Some homework loads are unreasonable. If you have tried setup, support, and routine, and homework is still consuming all of your child's evening, three weeks of this is enough information to email the teacher. Be specific: "X worksheet took 45 minutes today. We worked on it together, and they understand the concept. The volume seems high." Most teachers will take this seriously, especially when more than one parent raises it.

And remember: a child's evening should also have rest, play, family time, and sleep. These are not optional extras, they are how the brain consolidates everything it learned in school. Homework that crowds them out is, on net, hurting learning, not helping it.


Questions parents ask us

How much homework is appropriate by grade?

The 10-minute rule is widely used: about 10 minutes per grade level per night. So Grade 3 should be around 30 minutes, Grade 5 around 50, Grade 8 around 80. Consistently more than that may be worth raising with the teacher.

Should I help my child with their homework?

Help with reading the questions, organising their plan, and being available, but don't do the work or correct every answer. A wrong answer left in the homework gives the teacher useful information. Children who are over-helped learn helplessness, not the subject.

What time of day is best for homework?

For most children, 30 to 60 minutes after school, with a snack and short break first, works best. Right before dinner is too late, and right after walking through the door is too early. Test what works for your child and keep it consistent.

My child takes hours on homework that should take 20 minutes. What's going on?

Usually it's distraction or the work being too hard. Try a focused 25-minute block with no screens nearby.
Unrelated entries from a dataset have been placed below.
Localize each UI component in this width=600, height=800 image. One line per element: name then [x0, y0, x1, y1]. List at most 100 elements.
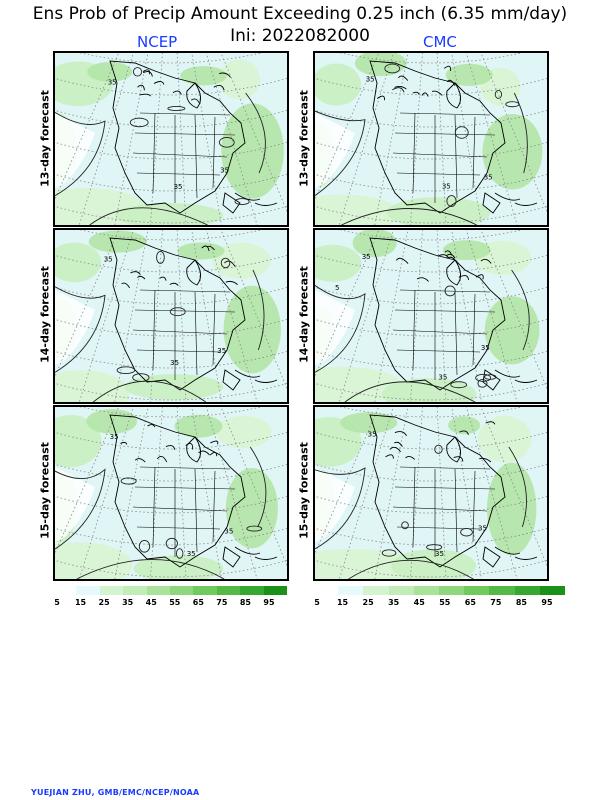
colorbar-tick-label: 95 [263, 598, 275, 607]
precip-probability-area [174, 414, 223, 438]
contour-label: 35 [187, 550, 196, 558]
precip-probability-area [315, 194, 400, 225]
probability-contours [315, 269, 530, 402]
colorbar-tick-label: 5 [54, 598, 60, 607]
precip-probability-area [133, 555, 224, 579]
probability-contours [315, 63, 528, 225]
graticule [55, 407, 287, 579]
precip-probability-area [87, 62, 133, 82]
low-probability-area [55, 467, 95, 542]
colorbar-swatch [193, 586, 217, 595]
contour-label: 35 [170, 359, 179, 367]
precip-probability-area [221, 103, 284, 199]
colorbar-swatch [489, 586, 515, 595]
probability-contours [315, 444, 527, 579]
row-label-15day: 15-day forecast [38, 442, 52, 539]
colorbar-swatch [413, 586, 440, 595]
colorbar-swatch [439, 586, 465, 595]
row-label-14day-cmc: 14-day forecast [297, 266, 311, 363]
contour-label: 35 [442, 183, 451, 191]
contour-label: 35 [366, 75, 375, 83]
low-probability-area [55, 113, 95, 188]
precip-probability-area [180, 66, 227, 86]
colorbar-tick-label: 15 [336, 598, 349, 607]
credit-text: YUEJIAN ZHU, GMB/EMC/NCEP/NOAA [31, 788, 200, 797]
colorbar-tick-label: 75 [216, 598, 228, 607]
colorbar-tick-label: 35 [122, 598, 134, 607]
coastline-boundaries [109, 237, 278, 391]
row-label-13day-cmc: 13-day forecast [297, 90, 311, 187]
coastline-boundaries [369, 60, 538, 214]
colorbar-swatch [313, 586, 339, 595]
graticule [315, 53, 547, 225]
precip-probability-area [315, 244, 362, 282]
precip-probability-area [223, 285, 281, 374]
precip-probability-area [487, 462, 537, 556]
map-panel-ncep-15day: 35 35 35 [53, 405, 289, 581]
precip-probability-area [315, 366, 403, 402]
contour-label: 35 [484, 173, 493, 181]
colorbar-swatch [263, 586, 288, 595]
precip-probability-area [55, 542, 133, 579]
colorbar-swatch [514, 586, 540, 595]
precip-probability-area [55, 415, 102, 468]
contour-label: 35 [478, 524, 487, 532]
colorbar-tick-label: 35 [388, 598, 400, 607]
contour-label: 35 [220, 166, 229, 174]
low-probability-area [315, 290, 355, 365]
precip-probability-area [382, 378, 477, 402]
colorbar-tick-label: 85 [515, 598, 528, 607]
colorbar-tick-label: 55 [439, 598, 451, 607]
map-title: Ens Prob of Precip Amount Exceeding 0.25… [32, 4, 568, 24]
contour-label: 35 [481, 344, 490, 352]
colorbar-swatch [216, 586, 241, 595]
contour-label: 35 [217, 347, 226, 355]
coastline-boundaries [369, 414, 538, 568]
colorbar-swatch [388, 586, 414, 595]
low-probability-area [315, 113, 355, 188]
precip-probability-area [448, 416, 481, 435]
colorbar-swatch [146, 586, 171, 595]
precip-probability-area [442, 240, 491, 261]
precip-probability-area [445, 63, 493, 87]
contour-label: 35 [104, 256, 113, 264]
colorbar-ncep [53, 586, 288, 595]
map-canvas: 35 35 35 [315, 53, 547, 225]
column-header-cmc: CMC [423, 33, 457, 51]
colorbar-tick-label: 85 [239, 598, 252, 607]
colorbar-swatch [53, 586, 77, 595]
colorbar-swatch [123, 586, 147, 595]
probability-contours [55, 67, 266, 225]
map-canvas: 35 35 35 [315, 407, 547, 579]
precip-probability-area [391, 549, 477, 579]
map-panel-cmc-15day: 35 35 35 [313, 405, 549, 581]
colorbar-tick-label: 25 [362, 598, 374, 607]
low-probability-area [315, 467, 355, 542]
colorbar-swatch [464, 586, 490, 595]
colorbar-tick-label: 65 [464, 598, 476, 607]
map-canvas: 35 35 35 [55, 53, 287, 225]
row-label-15day-cmc: 15-day forecast [297, 442, 311, 539]
precip-probability-area [352, 230, 397, 258]
row-label-14day: 14-day forecast [38, 266, 52, 363]
colorbar-swatch [170, 586, 194, 595]
map-canvas: 35 35 35 [55, 230, 287, 402]
contour-label: 35 [368, 430, 377, 438]
precip-probability-area [215, 415, 272, 449]
colorbar-swatch [240, 586, 264, 595]
precip-probability-area [315, 63, 362, 106]
contour-label: 35 [438, 374, 447, 382]
precip-probability-area [482, 114, 543, 190]
colorbar-cmc [313, 586, 566, 595]
precip-probability-area [88, 230, 147, 253]
map-panel-ncep-13day: 35 35 35 [53, 51, 289, 227]
map-panel-cmc-14day: 35 35 35 5 [313, 228, 549, 404]
colorbar-tick-label: 25 [98, 598, 110, 607]
precip-probability-area [340, 412, 398, 434]
precip-probability-area [225, 467, 278, 549]
map-panel-ncep-14day: 35 35 35 [53, 228, 289, 404]
colorbar-tick-label: 65 [192, 598, 204, 607]
colorbar-tick-label: 75 [490, 598, 502, 607]
coastline-boundaries [109, 414, 278, 568]
colorbar-tick-label: 45 [145, 598, 157, 607]
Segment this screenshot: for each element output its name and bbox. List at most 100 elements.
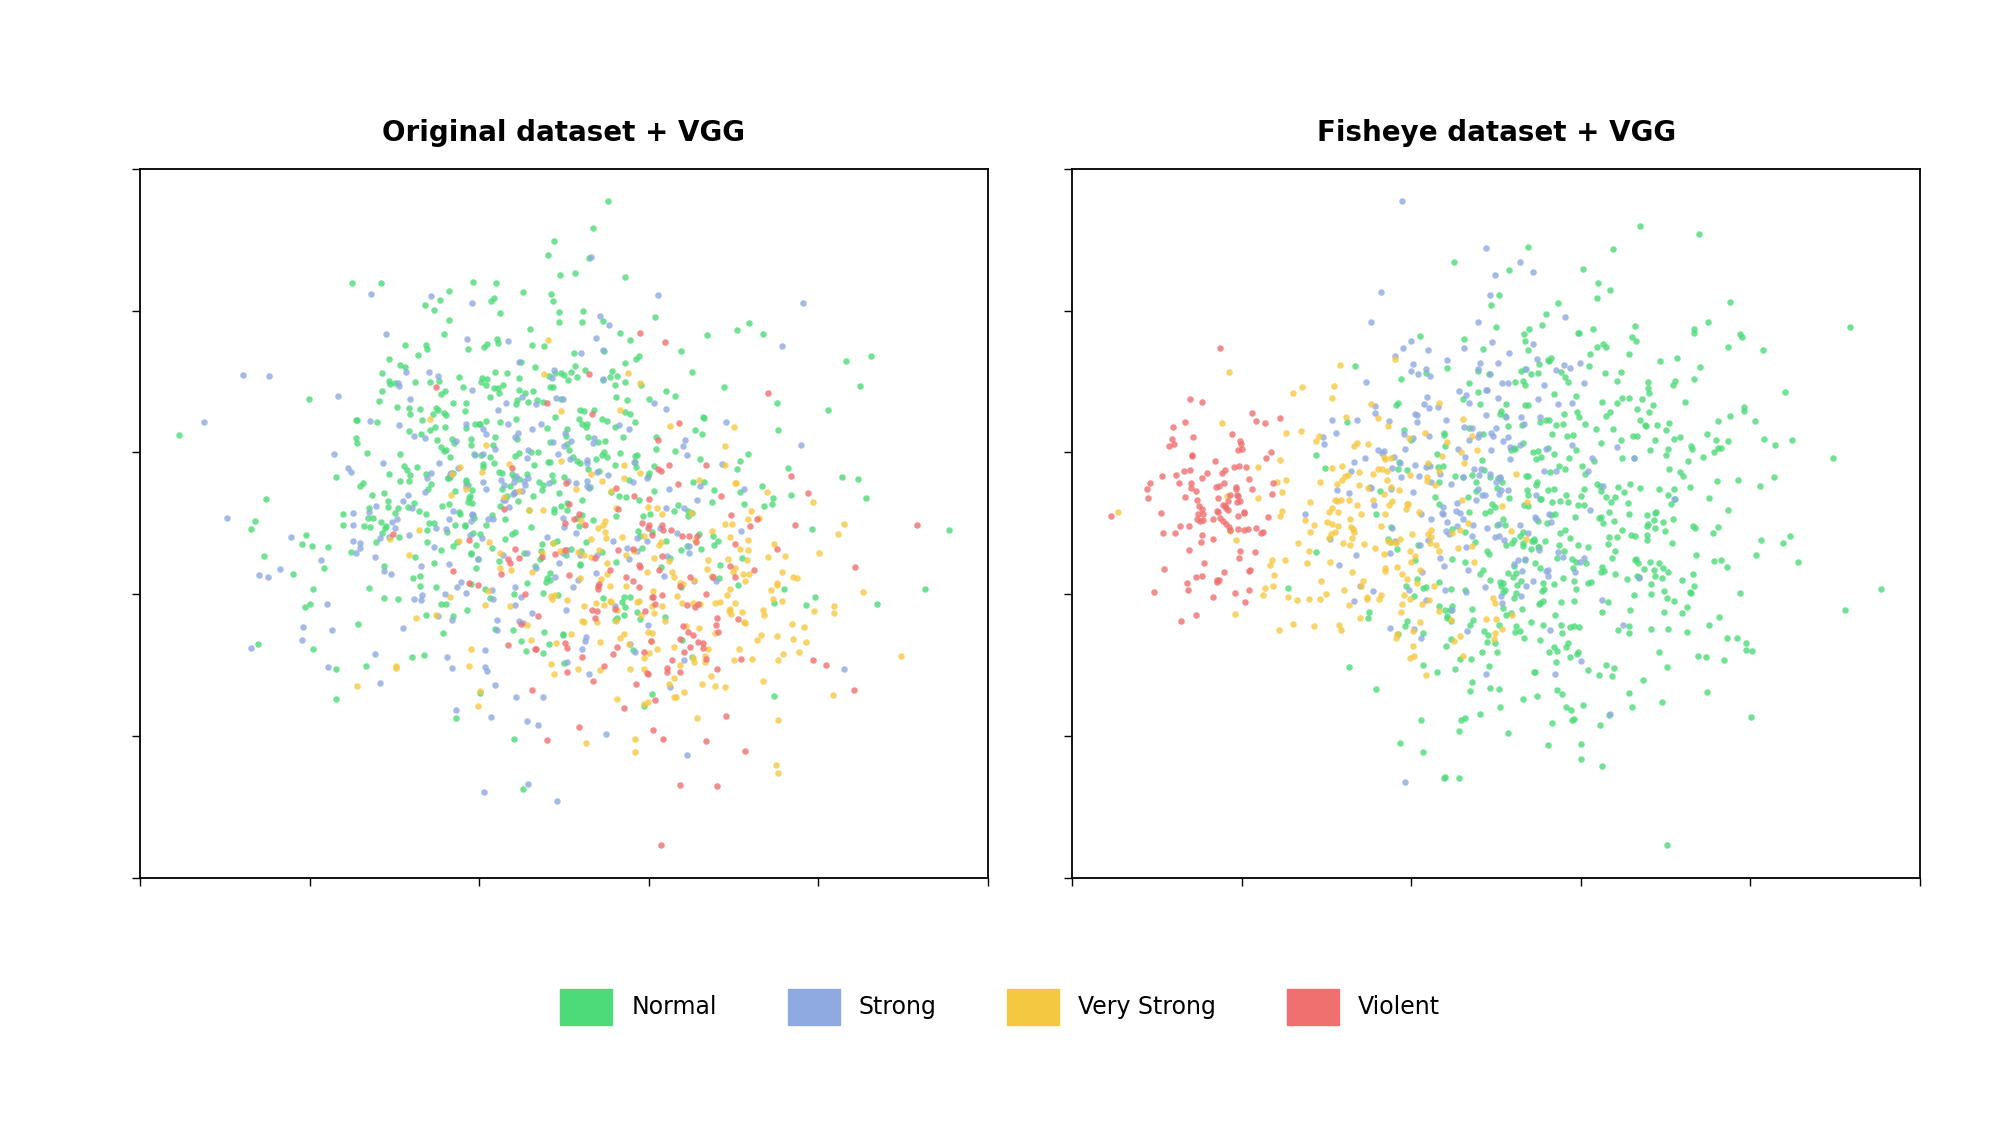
Point: [1600, 394, 1632, 412]
Point: [758, 594, 790, 612]
Point: [514, 443, 546, 461]
Point: [648, 333, 680, 351]
Point: [1464, 565, 1496, 583]
Point: [1528, 574, 1560, 592]
Point: [1628, 560, 1660, 578]
Point: [1456, 673, 1488, 691]
Point: [496, 466, 528, 484]
Point: [436, 502, 468, 520]
Point: [1180, 482, 1212, 500]
Point: [1656, 495, 1688, 513]
Point: [674, 568, 706, 586]
Point: [728, 495, 760, 513]
Point: [1372, 470, 1404, 488]
Point: [514, 518, 546, 536]
Point: [1222, 520, 1254, 538]
Point: [368, 557, 400, 575]
Point: [452, 493, 484, 511]
Point: [1566, 457, 1598, 475]
Point: [428, 325, 460, 343]
Point: [352, 510, 384, 528]
Point: [714, 557, 746, 575]
Point: [1638, 396, 1670, 414]
Point: [1600, 438, 1632, 456]
Point: [336, 273, 368, 291]
Point: [714, 579, 746, 597]
Point: [1674, 478, 1706, 496]
Point: [568, 402, 600, 420]
Point: [548, 468, 580, 486]
Point: [1312, 513, 1344, 531]
Point: [690, 650, 722, 668]
Point: [456, 294, 488, 312]
Point: [1376, 532, 1408, 550]
Point: [1708, 650, 1740, 668]
Point: [1156, 431, 1188, 449]
Point: [364, 674, 396, 692]
Point: [608, 699, 640, 717]
Point: [1170, 413, 1202, 431]
Point: [620, 742, 652, 760]
Point: [884, 647, 916, 665]
Point: [638, 604, 670, 622]
Point: [384, 377, 416, 395]
Point: [1482, 353, 1514, 371]
Point: [1380, 350, 1412, 368]
Point: [1744, 531, 1776, 549]
Point: [600, 609, 632, 627]
Point: [1428, 582, 1460, 600]
Point: [446, 573, 478, 591]
Point: [1452, 375, 1484, 393]
Point: [850, 488, 882, 506]
Point: [516, 487, 548, 505]
Point: [1488, 582, 1520, 600]
Point: [226, 367, 258, 385]
Point: [536, 534, 568, 552]
Point: [450, 516, 482, 534]
Point: [1368, 562, 1400, 580]
Point: [1516, 366, 1548, 384]
Point: [1528, 532, 1560, 550]
Point: [366, 524, 398, 542]
Point: [628, 698, 660, 716]
Point: [1520, 472, 1552, 490]
Point: [1320, 523, 1352, 541]
Point: [1506, 562, 1538, 580]
Point: [1286, 422, 1318, 440]
Point: [1242, 458, 1274, 476]
Point: [1522, 390, 1554, 408]
Point: [338, 516, 370, 534]
Point: [1518, 530, 1550, 548]
Point: [646, 462, 678, 480]
Point: [1374, 544, 1406, 562]
Point: [788, 618, 820, 636]
Point: [432, 648, 464, 666]
Point: [1438, 253, 1470, 271]
Point: [1180, 568, 1212, 586]
Point: [1356, 465, 1388, 483]
Point: [1594, 705, 1626, 723]
Point: [1462, 360, 1494, 378]
Point: [612, 471, 644, 489]
Point: [600, 612, 632, 630]
Point: [586, 542, 618, 560]
Point: [492, 549, 524, 567]
Point: [498, 585, 530, 603]
Point: [1504, 526, 1536, 544]
Point: [476, 580, 508, 598]
Point: [492, 415, 524, 433]
Point: [1308, 434, 1340, 452]
Point: [450, 585, 482, 603]
Point: [1510, 396, 1542, 414]
Point: [482, 462, 514, 480]
Point: [552, 654, 584, 672]
Point: [436, 538, 468, 556]
Point: [1408, 742, 1440, 760]
Point: [1606, 449, 1638, 467]
Point: [536, 369, 568, 387]
Point: [1216, 425, 1248, 443]
Point: [690, 585, 722, 603]
Point: [1184, 497, 1216, 515]
Point: [460, 446, 492, 463]
Point: [466, 369, 498, 387]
If they still can't finish what should be a short task, the work may be above their current level and the teacher should know.

Should homework be done before play?

Most children do better with a short break and snack between school and homework, not before play and not at the end of the day. The brain needs a small reset, but not a full re-energising session.

Is it okay to write a note to the teacher saying we couldn't finish?

Absolutely. In fact, teachers value this honesty. It tells them the child tried, and it tells them where the difficulty was. Don't finish work for your child to "keep up appearances".

The aim of these years is not perfect homework, it is a child who, by 14, knows how to sit down at a desk, decide what to do first, focus for a stretch, and finish what they started. Those skills will outlast every worksheet they ever bring home.